Para Tanya Todd, de 33, otrora soldado, la única manera de definir la flagrante política era con un epíteto: “absurda”. “Evidentemente la decisión fue tomada por gente que falla en comprender cómo luce nuestro cabello cuando no ha sido alterado”, explicaba en aquellos días. Hasta la congresista demócrata Barbara Lee habló de discriminación, destacando que la normativa “usa palabras como ‘despeinadas’ o ‘enmarañadas’ para referirse a estilos tradicionales llevados por mujeres de color”. Incluso Jon Stewart se despachó con un sketch que parodiaba la irracionalidad del tema en su late night show. Tarshia Stanley, una experta en imagen afroamericana consultada por variopintos medios, fue aún más lejos: “Incluso antes de que puedan articular qué significa, las niñas son bombardeadas con imágenes de belleza blanca y presiones sociales, políticas y culturales que emulan esos estándares”. Visto y considerando que, acorde a la Black Owned Beauty Supply Association, los productos cosméticos y de cuidado del cabello especialmente creados para mujeres negras acumulan más de 9 billones de dólares al año, es claro que las presiones logran su nefasto cometido.

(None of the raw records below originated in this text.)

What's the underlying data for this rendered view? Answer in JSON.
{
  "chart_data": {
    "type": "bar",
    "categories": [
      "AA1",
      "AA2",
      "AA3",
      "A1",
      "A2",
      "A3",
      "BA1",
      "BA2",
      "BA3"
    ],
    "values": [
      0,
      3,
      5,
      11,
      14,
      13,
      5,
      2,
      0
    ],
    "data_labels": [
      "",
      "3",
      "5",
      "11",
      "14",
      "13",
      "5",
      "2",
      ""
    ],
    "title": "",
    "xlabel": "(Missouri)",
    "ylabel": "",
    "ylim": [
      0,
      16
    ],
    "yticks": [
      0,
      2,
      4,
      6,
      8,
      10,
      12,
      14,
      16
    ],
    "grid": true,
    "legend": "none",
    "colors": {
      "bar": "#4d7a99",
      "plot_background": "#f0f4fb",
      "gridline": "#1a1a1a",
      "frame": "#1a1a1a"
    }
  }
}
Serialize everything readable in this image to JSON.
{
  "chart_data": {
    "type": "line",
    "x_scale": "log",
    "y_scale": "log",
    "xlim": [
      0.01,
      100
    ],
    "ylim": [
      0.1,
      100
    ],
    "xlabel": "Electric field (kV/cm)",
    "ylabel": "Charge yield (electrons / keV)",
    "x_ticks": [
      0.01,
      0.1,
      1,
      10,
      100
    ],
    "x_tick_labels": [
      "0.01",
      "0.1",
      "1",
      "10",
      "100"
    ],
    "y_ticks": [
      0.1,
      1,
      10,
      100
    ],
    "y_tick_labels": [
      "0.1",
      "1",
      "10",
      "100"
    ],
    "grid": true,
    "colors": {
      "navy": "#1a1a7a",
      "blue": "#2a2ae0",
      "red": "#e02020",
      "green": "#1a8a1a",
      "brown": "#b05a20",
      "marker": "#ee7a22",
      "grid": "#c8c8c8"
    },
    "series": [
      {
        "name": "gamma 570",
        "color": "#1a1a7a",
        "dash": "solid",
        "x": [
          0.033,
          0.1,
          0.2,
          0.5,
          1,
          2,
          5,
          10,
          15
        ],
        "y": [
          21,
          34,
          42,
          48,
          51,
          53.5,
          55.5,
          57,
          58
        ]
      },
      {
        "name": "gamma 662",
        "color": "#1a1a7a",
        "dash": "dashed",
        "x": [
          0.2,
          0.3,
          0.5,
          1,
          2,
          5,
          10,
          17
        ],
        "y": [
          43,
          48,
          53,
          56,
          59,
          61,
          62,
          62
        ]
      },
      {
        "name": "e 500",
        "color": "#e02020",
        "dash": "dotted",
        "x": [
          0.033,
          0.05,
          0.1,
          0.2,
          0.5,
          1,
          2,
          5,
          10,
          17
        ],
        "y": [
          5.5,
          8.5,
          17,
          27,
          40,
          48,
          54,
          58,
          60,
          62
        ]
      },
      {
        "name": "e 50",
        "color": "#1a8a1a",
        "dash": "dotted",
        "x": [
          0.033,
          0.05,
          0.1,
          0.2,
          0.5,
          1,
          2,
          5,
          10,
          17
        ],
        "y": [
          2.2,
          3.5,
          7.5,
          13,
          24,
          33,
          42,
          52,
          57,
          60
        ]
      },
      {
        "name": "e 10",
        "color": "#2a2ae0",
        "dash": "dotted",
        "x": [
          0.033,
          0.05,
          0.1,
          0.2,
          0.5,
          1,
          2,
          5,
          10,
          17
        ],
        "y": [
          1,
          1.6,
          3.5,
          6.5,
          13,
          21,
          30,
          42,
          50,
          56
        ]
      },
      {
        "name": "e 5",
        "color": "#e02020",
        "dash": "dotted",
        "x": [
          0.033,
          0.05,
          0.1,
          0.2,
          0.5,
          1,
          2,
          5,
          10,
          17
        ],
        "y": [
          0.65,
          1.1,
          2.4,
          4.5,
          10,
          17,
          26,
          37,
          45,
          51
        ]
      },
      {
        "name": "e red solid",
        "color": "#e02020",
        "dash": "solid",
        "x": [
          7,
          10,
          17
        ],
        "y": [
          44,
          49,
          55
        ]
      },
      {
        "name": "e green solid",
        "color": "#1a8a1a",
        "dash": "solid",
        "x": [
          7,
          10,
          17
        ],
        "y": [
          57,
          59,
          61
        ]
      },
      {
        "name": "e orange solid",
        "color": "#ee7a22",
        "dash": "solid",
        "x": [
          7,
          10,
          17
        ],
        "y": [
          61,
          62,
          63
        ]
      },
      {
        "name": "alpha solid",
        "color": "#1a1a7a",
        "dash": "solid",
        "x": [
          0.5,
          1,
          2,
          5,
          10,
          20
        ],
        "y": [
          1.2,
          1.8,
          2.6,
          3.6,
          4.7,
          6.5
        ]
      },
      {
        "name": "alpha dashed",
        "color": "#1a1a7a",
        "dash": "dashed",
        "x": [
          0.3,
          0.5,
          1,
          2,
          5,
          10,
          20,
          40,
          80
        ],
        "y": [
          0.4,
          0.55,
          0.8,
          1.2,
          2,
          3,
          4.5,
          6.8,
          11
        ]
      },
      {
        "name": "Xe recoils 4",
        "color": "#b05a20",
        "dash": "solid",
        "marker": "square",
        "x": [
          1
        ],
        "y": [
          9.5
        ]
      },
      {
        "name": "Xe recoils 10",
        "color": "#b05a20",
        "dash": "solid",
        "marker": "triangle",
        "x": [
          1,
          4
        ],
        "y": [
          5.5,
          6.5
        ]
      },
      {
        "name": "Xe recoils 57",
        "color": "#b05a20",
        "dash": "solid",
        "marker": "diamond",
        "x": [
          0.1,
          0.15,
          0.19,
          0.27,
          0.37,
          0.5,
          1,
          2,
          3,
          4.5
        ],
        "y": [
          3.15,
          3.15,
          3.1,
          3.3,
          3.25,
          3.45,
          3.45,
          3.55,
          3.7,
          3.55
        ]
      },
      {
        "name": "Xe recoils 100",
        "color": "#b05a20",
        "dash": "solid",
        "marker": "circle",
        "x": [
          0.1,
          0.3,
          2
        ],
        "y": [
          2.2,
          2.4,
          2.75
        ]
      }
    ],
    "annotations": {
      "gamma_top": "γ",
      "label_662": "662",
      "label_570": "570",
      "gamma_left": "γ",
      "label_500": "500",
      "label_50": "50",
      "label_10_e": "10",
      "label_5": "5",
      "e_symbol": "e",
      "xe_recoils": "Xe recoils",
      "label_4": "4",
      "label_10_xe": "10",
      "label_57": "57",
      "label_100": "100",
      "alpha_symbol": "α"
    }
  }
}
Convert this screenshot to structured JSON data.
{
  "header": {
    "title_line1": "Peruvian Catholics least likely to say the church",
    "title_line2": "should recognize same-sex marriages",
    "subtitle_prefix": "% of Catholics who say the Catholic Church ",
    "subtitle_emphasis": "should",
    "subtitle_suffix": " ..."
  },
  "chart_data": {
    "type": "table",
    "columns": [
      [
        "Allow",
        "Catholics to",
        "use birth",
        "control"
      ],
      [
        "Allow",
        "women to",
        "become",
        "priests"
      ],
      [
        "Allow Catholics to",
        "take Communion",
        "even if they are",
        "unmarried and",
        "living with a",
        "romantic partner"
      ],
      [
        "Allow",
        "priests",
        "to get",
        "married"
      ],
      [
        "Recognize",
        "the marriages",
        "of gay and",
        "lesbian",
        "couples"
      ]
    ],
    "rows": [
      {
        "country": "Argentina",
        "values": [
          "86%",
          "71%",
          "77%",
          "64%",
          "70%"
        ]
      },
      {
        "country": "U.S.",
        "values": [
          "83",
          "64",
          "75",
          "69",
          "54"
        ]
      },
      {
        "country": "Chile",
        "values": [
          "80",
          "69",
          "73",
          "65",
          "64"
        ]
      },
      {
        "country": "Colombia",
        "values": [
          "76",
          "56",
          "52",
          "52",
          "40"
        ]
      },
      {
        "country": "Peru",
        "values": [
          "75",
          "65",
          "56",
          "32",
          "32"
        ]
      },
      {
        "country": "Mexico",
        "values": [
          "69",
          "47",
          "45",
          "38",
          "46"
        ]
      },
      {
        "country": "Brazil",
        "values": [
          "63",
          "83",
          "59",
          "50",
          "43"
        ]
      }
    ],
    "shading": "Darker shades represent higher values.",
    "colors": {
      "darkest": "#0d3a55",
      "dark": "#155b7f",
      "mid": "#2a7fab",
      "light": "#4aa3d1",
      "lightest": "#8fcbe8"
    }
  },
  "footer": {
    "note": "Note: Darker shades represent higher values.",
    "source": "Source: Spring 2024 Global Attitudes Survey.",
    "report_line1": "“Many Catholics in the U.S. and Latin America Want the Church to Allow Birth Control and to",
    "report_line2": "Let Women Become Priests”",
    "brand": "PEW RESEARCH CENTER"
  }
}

Nefasto además por la historia que lleva aparejada...
Y es que, tal como explicó a la BBC Lori Tharps, coautora de Hair Story: Untangling the Roots of Black Hair in America, “los antecedentes tienen larga data y son dolorosos”. “A los negros, fueran esclavos o libres, solía decírseles que su cabello los señalaba como seres inferiores, y habitualmente se lo referenciaba como ‘lana’, acercándolos más a la animalidad que a la humanidad. Generaciones y generaciones sintieron que había algo equivocado con su pelo y que sólo sería aceptable al alisarlo. No sólo era un tema de belleza, también de supervivencia, porque implicaba mejores oportunidades laborales y económicas”, explayó la escritora.
Afortunadamente el secretario de Defensa Chuck Hagel no hizo caso omiso a los reiterados reclamos que se sucedieron y manifestaron desde abril a la fecha y, tras decretar ¡tres meses! de deliberaciones (evidentemente las trenzas son un tema de Estado), zanjó el asunto. ¿El veredicto? Permitir los peinados tradicionales, entendiéndolos una necesidad y comprendiendo –enhorabuena– que no reflejan falta de profesionalismo o compromiso. Dado a conocer la semana pasada, el notición es una bocanada de aire fresco. Pero los que suspiran de alivio no se relajan del todo; después de todo, el racismo sigue siendo una realidad en Estados Unidos. Cifras recientemente compartidas por el sitio Mirror hablan por sí solas: los afroamericanos tienen seis veces más chances de acabar en la cárcel que los blancos, y el doble de probabilidades de estar desempleados. Las mujeres negras, sin ir más lejos, ganan el 70 por ciento de lo que gana un tipo blanco que realiza el mismo trabajo. Y casos como el de Michael Brown, el chico de 18 años que iba desarmado y fue acribillado por un poli blanco en Ferguson, Missouri, son definidos como “una versión de linchamiento en 2014”. ¿La historia de nunca acabar?